3 thoughts on “Vermont’s newest pundit

  1. Bud Haas

    First, about reporting. Peter Freyne got an awful lot of his information by talking to the pols, yes, often at a pub or on the street, but he got quotes, working in the field, not sitting in his home.
    On Shumlin, let’s face it. Strong politicians aren’t nice guys. Snelling wasn’t a nice guy, Bernie isn’t a nice guy, Douglas wasn’t a nice guy.
    Could you really imagine Milne as governor, especially after watching him at the debates? Come-on.
    Milne ran on his mom’s name. Getting to be Governor without ever being elected to anything, without paying your dues, is not the Vermont way. I knew and liked Marion, and may she RIP. But she wasn’t running for Governor, he was, and he’s no Marion Milne.

  2. Elizabeth Templeton

    I struggled, as a confirmed Democrat, with my vote. I chose to vote for Scott Milne, for the published obvious reasons – the failure of the Vermont Health Connect project, failures in agency functions, rising property taxes – and today’s broadcast reminded me of all the other Shumlin failures and faux pas that were equally good reasons for not voting for the incumbent.

    But I also voted for Republican legislative candidates, because the Dems in the legislature need to bear a good deal of the blame for the state that the state is in. I really feel like “throw the rascals out” was the order of the day. The Dems sat on their hands when Shumlin failed to present a financial plan for healthcare. They did not act to stop any of Shumlin’s subseqent actions, or threaten to hold any of his other programs hostage pending his delivery of what he promised. They did not speak out against or demand action concerning the clear administration failure when the healthcare website fiasco occurred, and when HHS failed in its oversight of family services and child protection.

    The legislative majority failed to listen to and support the needs of Vermonters as much as the governor did, if not more. They seem to draw a hard line between administrative actions and legislative ones. That’s nonsense. The legislature is most responsible for how taxpayer dollars are spent. Looking at administrative failures as “not part of my job” is inexcusable.

    I look forward to reading more from you.

  3. jlpen

    I found that following pols around thw campaign trail was a good way to know them, not just their image, and to talk to the voters too. That was back in the day when ‘blog’ was a typo…

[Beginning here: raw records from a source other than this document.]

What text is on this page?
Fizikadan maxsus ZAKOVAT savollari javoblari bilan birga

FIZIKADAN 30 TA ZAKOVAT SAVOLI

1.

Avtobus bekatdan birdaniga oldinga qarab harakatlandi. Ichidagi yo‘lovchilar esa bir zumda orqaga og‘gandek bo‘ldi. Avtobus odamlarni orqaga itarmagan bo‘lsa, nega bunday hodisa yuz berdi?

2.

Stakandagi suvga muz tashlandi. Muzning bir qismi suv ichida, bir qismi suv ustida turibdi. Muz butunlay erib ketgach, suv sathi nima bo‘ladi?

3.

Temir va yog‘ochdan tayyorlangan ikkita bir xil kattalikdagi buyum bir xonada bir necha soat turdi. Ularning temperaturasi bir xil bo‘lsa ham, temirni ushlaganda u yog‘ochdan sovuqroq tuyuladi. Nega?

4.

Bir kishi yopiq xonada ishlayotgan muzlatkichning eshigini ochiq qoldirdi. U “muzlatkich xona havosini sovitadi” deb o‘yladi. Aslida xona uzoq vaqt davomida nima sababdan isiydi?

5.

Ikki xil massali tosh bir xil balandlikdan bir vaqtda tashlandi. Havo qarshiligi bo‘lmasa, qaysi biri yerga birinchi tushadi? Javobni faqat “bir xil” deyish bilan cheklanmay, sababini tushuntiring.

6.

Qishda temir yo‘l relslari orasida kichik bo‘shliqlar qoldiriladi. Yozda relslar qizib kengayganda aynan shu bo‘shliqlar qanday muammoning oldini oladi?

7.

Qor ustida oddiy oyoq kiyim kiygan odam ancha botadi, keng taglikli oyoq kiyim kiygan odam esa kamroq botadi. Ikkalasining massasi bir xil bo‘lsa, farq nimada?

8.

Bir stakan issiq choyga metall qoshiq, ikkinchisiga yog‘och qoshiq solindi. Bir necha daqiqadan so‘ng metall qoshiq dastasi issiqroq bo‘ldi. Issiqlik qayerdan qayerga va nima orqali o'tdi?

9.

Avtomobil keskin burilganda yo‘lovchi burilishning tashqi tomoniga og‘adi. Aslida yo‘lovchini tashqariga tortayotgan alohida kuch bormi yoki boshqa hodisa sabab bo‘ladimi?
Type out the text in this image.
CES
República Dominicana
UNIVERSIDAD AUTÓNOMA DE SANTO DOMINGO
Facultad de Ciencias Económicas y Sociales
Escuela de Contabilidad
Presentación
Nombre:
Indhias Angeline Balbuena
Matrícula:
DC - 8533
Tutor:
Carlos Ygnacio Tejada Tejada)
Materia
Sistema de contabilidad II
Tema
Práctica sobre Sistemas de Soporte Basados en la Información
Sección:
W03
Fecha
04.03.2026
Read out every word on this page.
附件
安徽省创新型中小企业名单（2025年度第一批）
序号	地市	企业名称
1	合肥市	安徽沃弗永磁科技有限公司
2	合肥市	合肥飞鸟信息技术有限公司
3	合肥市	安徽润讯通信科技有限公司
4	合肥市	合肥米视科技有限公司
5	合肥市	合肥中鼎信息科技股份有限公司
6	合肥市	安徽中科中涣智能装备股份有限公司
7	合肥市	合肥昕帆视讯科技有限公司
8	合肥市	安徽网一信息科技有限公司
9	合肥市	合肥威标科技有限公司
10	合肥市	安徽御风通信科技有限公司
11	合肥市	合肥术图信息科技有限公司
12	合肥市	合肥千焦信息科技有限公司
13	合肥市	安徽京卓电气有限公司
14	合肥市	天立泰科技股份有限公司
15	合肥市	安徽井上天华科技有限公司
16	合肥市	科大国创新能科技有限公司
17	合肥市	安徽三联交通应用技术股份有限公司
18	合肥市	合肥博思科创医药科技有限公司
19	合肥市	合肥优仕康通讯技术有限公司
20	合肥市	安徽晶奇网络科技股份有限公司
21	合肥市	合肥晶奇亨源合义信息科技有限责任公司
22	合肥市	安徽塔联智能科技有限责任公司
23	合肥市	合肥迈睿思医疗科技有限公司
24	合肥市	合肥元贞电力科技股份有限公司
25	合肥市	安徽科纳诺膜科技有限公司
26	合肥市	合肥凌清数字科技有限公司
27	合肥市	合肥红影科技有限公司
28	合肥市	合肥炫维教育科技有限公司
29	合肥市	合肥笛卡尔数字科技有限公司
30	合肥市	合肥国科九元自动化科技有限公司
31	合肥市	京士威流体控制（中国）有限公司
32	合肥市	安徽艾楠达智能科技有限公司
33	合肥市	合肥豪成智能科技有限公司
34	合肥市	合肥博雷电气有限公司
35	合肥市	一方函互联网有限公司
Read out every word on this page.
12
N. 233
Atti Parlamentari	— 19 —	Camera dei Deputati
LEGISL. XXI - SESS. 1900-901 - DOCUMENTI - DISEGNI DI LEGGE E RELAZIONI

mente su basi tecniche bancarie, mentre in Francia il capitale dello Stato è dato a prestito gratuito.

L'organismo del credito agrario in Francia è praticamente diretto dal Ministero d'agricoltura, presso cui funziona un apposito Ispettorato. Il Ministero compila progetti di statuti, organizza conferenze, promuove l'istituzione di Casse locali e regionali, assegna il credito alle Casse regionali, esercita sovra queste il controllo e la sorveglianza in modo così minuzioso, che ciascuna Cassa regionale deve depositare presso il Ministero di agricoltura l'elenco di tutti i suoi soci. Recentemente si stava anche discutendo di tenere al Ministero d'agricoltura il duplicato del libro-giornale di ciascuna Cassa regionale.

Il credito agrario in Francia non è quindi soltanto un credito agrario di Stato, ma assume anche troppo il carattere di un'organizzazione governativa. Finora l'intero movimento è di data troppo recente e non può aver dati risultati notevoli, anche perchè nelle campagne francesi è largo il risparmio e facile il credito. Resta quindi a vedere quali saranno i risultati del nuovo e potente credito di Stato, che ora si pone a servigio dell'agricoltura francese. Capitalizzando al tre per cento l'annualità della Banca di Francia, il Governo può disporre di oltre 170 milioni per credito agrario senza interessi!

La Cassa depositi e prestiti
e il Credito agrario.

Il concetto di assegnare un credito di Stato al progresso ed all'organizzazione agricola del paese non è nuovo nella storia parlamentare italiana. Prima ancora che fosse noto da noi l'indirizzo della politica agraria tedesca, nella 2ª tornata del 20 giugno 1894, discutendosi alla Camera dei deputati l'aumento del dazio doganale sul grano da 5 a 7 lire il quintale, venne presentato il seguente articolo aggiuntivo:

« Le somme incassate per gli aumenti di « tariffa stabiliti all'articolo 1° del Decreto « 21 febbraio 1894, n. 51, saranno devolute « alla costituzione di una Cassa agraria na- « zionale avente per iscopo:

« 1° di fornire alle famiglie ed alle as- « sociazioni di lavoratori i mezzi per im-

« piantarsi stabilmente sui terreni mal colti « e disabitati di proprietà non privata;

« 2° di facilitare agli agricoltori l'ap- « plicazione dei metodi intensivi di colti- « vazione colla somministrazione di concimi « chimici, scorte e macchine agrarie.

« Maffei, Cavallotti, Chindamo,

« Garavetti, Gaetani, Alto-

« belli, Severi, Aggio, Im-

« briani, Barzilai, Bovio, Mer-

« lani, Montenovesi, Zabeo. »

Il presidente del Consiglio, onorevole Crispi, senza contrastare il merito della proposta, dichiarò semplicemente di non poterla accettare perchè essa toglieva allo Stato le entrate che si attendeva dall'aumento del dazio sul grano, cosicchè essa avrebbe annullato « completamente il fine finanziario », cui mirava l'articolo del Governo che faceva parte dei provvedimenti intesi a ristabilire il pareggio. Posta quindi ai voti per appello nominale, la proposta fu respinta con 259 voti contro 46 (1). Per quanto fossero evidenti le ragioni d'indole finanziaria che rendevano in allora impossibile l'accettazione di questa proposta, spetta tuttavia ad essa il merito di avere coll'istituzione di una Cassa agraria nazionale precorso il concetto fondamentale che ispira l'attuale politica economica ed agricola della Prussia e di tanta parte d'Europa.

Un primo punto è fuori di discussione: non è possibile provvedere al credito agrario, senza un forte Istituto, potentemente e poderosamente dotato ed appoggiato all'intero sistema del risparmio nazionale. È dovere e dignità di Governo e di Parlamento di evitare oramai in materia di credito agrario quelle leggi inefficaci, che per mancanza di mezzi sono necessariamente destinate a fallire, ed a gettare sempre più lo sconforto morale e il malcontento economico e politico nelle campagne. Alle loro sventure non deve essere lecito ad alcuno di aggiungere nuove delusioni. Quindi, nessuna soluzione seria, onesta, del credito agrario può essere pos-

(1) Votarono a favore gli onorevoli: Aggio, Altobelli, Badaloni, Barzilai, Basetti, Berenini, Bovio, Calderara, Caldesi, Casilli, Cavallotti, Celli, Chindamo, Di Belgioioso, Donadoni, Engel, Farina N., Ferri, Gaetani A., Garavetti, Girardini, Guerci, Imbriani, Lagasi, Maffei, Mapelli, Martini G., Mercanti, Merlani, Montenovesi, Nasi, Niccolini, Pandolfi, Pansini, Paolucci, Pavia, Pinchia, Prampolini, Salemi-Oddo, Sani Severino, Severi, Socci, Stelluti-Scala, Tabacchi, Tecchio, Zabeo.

    Not all good politicians are unpleasant people, any more than bad ones. Likeability ought to be irrelevant; character, competence, intelligence matter more in office than how ‘nice’ a candidate seems. AA lot of political skills are management skills.
    I’m not sure what Shumlin’s personal problems are in this department, but his dealings with his neighbor left a bad taste in my mouth, on top of the other issues cited above. He seemed to me too transparently out for his own advantage– and that was the same problem I had with Milne. He clearly had no history of engagement with public affairs, let alone knowledge of them. He opened his campaign with a pledge to make Act 250 friendlier to developers like himself– and closed it with a plan to eliminate the income tax on businessman like himself if they develop new businesses (like the one he would develop, in a disasterous location, but for Act 250). Potentially threatening the environment and safe commuting for most local residents, and screwing state taxpayers, while displaying an ignorance of the complexity of school funding and a host of other issues– that seemed the greater problem to me, so I reluctantly went with Shumlin. The close vote suggests to me that regardless of party, voters were torn between Scylla and Charybdis– two unappealing choices. Neither Milne nor Shumlin should pat himself on the back here.